Sejauh ini hanya 11 jenazah yang berhasil ditemukan.
Insinyur geoteknik Selandia Baru yang dikirim ke Papua Nugini merilis sebuah laporan pada hari Kamis yang meningkatkan kekhawatiran tentang stabilitas tanah tidak hanya ketika tanah longsor tetapi juga di kedua sisi tanah longsor.
“Kami percaya bahwa ada potensi nyata terjadinya tanah longsor lebih lanjut dalam waktu dekat atau menengah,” kata Aaron Waterreus, pemimpin tim Pemadam Kebakaran dan Darurat Selandia Baru (FENZ) yang beranggotakan para insinyur geoteknik, dalam konferensi pers pada hari Jumat. .
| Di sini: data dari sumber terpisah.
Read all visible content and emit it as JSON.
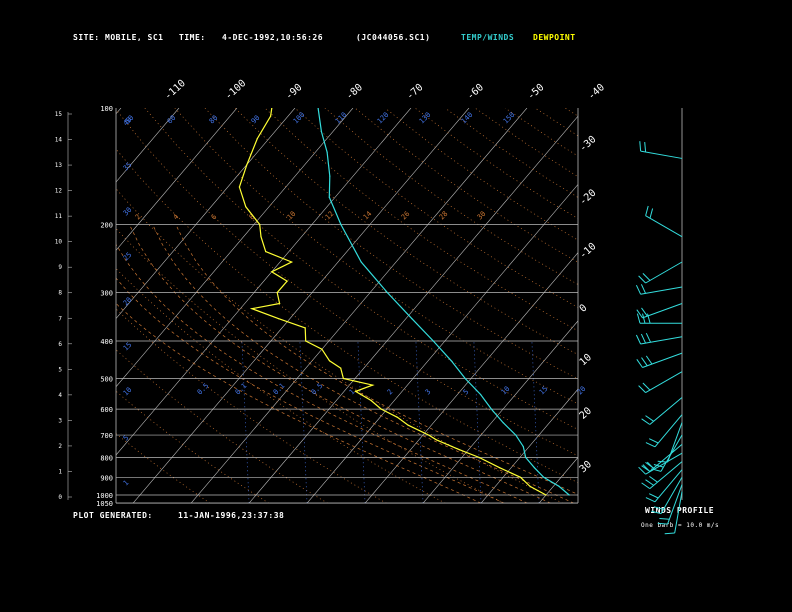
{
  "header": {
    "site_label": "SITE:",
    "site_value": "MOBILE, SC1",
    "time_label": "TIME:",
    "time_value": "4-DEC-1992,10:56:26",
    "file_id": "(JC044056.SC1)",
    "legend_temp": "TEMP/WINDS",
    "legend_dew": "DEWPOINT"
  },
  "footer": {
    "generated_label": "PLOT GENERATED:",
    "generated_value": "11-JAN-1996,23:37:38",
    "winds_title": "WINDS PROFILE",
    "winds_note": "One barb = 10.0 m/s"
  },
  "colors": {
    "temp": "#33dddd",
    "dew": "#ffff33",
    "grid": "#bbbbbb",
    "dry_adiabat": "#cc7733",
    "mixing": "#4477ee",
    "legend_temp": "#33cccc",
    "legend_dew": "#ffff00"
  },
  "chart_data": {
    "type": "line",
    "title": "",
    "xlabel": "",
    "ylabel": "",
    "pressure_ticks": [
      400,
      300,
      200,
      100
    ],
    "top_temp_labels": [
      "-110",
      "-100",
      "-90",
      "-80",
      "-70",
      "-60",
      "-50",
      "-40"
    ],
    "right_temp_labels": [
      "-30",
      "-20",
      "-10",
      "0",
      "10",
      "20",
      "30"
    ],
    "left_height_km": [
      "15",
      "14",
      "13",
      "12",
      "11",
      "10",
      "9",
      "8",
      "7",
      "6",
      "5",
      "4",
      "3",
      "2",
      "1",
      "0"
    ],
    "pressure_levels": [
      {
        "p": 1050,
        "label": "1050"
      },
      {
        "p": 1000,
        "label": "1000"
      },
      {
        "p": 900,
        "label": "900"
      },
      {
        "p": 800,
        "label": "800"
      },
      {
        "p": 700,
        "label": "700"
      },
      {
        "p": 600,
        "label": "600"
      },
      {
        "p": 500,
        "label": "500"
      },
      {
        "p": 400,
        "label": "400"
      },
      {
        "p": 300,
        "label": "300"
      },
      {
        "p": 200,
        "label": "200"
      },
      {
        "p": 100,
        "label": "100"
      }
    ],
    "mixing_ratio_labels": [
      "40",
      "35",
      "30",
      "25",
      "20",
      "15",
      "10",
      "5",
      "1",
      "0.5",
      "0.1",
      "0.1",
      "0.5",
      "1",
      "2",
      "3",
      "5",
      "10",
      "15",
      "20"
    ],
    "theta_labels": [
      "2",
      "4",
      "6",
      "8",
      "10",
      "12",
      "14",
      "26",
      "28",
      "30",
      "50",
      "60",
      "80",
      "90",
      "100",
      "110",
      "120",
      "130",
      "140",
      "150"
    ],
    "series": [
      {
        "name": "TEMP/WINDS",
        "points": [
          {
            "p": 1000,
            "t": 24
          },
          {
            "p": 950,
            "t": 21
          },
          {
            "p": 900,
            "t": 17
          },
          {
            "p": 850,
            "t": 14
          },
          {
            "p": 800,
            "t": 11
          },
          {
            "p": 750,
            "t": 9
          },
          {
            "p": 700,
            "t": 6
          },
          {
            "p": 650,
            "t": 2
          },
          {
            "p": 600,
            "t": -2
          },
          {
            "p": 550,
            "t": -6
          },
          {
            "p": 500,
            "t": -11
          },
          {
            "p": 450,
            "t": -16
          },
          {
            "p": 400,
            "t": -22
          },
          {
            "p": 350,
            "t": -29
          },
          {
            "p": 300,
            "t": -37
          },
          {
            "p": 250,
            "t": -46
          },
          {
            "p": 200,
            "t": -55
          },
          {
            "p": 170,
            "t": -61
          },
          {
            "p": 150,
            "t": -64
          },
          {
            "p": 130,
            "t": -68
          },
          {
            "p": 115,
            "t": -72
          },
          {
            "p": 100,
            "t": -76
          }
        ]
      },
      {
        "name": "DEWPOINT",
        "points": [
          {
            "p": 1000,
            "t": 20
          },
          {
            "p": 950,
            "t": 16
          },
          {
            "p": 900,
            "t": 13
          },
          {
            "p": 850,
            "t": 8
          },
          {
            "p": 800,
            "t": 3
          },
          {
            "p": 760,
            "t": -2
          },
          {
            "p": 720,
            "t": -7
          },
          {
            "p": 700,
            "t": -9
          },
          {
            "p": 660,
            "t": -14
          },
          {
            "p": 630,
            "t": -17
          },
          {
            "p": 600,
            "t": -21
          },
          {
            "p": 570,
            "t": -24
          },
          {
            "p": 540,
            "t": -28
          },
          {
            "p": 520,
            "t": -26
          },
          {
            "p": 500,
            "t": -32
          },
          {
            "p": 470,
            "t": -34
          },
          {
            "p": 450,
            "t": -37
          },
          {
            "p": 420,
            "t": -40
          },
          {
            "p": 400,
            "t": -44
          },
          {
            "p": 370,
            "t": -46
          },
          {
            "p": 350,
            "t": -52
          },
          {
            "p": 330,
            "t": -58
          },
          {
            "p": 320,
            "t": -54
          },
          {
            "p": 300,
            "t": -56
          },
          {
            "p": 280,
            "t": -56
          },
          {
            "p": 265,
            "t": -60
          },
          {
            "p": 250,
            "t": -58
          },
          {
            "p": 235,
            "t": -64
          },
          {
            "p": 215,
            "t": -67
          },
          {
            "p": 200,
            "t": -69
          },
          {
            "p": 180,
            "t": -74
          },
          {
            "p": 160,
            "t": -78
          },
          {
            "p": 140,
            "t": -80
          },
          {
            "p": 120,
            "t": -82
          },
          {
            "p": 105,
            "t": -83
          },
          {
            "p": 100,
            "t": -84
          }
        ]
      }
    ],
    "wind_barbs": [
      {
        "p": 135,
        "dir": 280,
        "spd": 20
      },
      {
        "p": 215,
        "dir": 300,
        "spd": 15
      },
      {
        "p": 250,
        "dir": 240,
        "spd": 15
      },
      {
        "p": 290,
        "dir": 260,
        "spd": 20
      },
      {
        "p": 320,
        "dir": 250,
        "spd": 20
      },
      {
        "p": 360,
        "dir": 270,
        "spd": 25
      },
      {
        "p": 390,
        "dir": 260,
        "spd": 25
      },
      {
        "p": 430,
        "dir": 250,
        "spd": 25
      },
      {
        "p": 480,
        "dir": 240,
        "spd": 20
      },
      {
        "p": 560,
        "dir": 230,
        "spd": 15
      },
      {
        "p": 620,
        "dir": 220,
        "spd": 15
      },
      {
        "p": 650,
        "dir": 200,
        "spd": 10
      },
      {
        "p": 700,
        "dir": 210,
        "spd": 20
      },
      {
        "p": 740,
        "dir": 230,
        "spd": 20
      },
      {
        "p": 780,
        "dir": 240,
        "spd": 25
      },
      {
        "p": 820,
        "dir": 230,
        "spd": 25
      },
      {
        "p": 860,
        "dir": 220,
        "spd": 20
      },
      {
        "p": 900,
        "dir": 210,
        "spd": 20
      },
      {
        "p": 940,
        "dir": 200,
        "spd": 15
      },
      {
        "p": 980,
        "dir": 190,
        "spd": 10
      }
    ]
  }
}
Insinyur geoteknik FENZ Jan Kupec menambahkan tanah longsor, yang mencakup sekitar 14 hektar (35 hektar), memiliki skala sedemikian besar sehingga tidak mungkin untuk menghentikannya dan dapat terus terjadi selama berbulan-bulan atau bahkan bertahun-tahun.
Dia mengatakan longsoran batu tersebut kemungkinan merupakan bagian dari tanah longsor lama yang telah aktif kembali dan kini ada kekhawatiran awal musim hujan akan mencairkan material yang jatuh dari bukit dan mengaktifkan kembali tanah longsor tersebut.
Pemerintah Provinsi Enga pada hari Kamis mengumumkan evakuasi massal di daerah sekitar tanah longsor karena kekhawatiran akan pergerakan tanah lebih lanjut.
Pemerintah telah berhenti mencari jenazah dan daerah tersebut telah dianggap sebagai situs pemakaman massal.
Organisasi Internasional untuk Migrasi PBB mengatakan lebih dari 7.200 orang mengungsi akibat tanah longsor dan jumlahnya mungkin bertambah.
Medan yang berbahaya dan kerusuhan suku di daerah tersebut membuat peralatan berat dan bantuan lambat tiba, dan pejabat pemerintah PNG seminggu yang lalu mengesampingkan kemungkinan menemukan korban yang selamat di bawah reruntuhan.
Lokasi bencana akan dikarantina dengan akses terbatas untuk mencegah penyebaran penyakit dari jenazah yang membusuk, menurut IOM.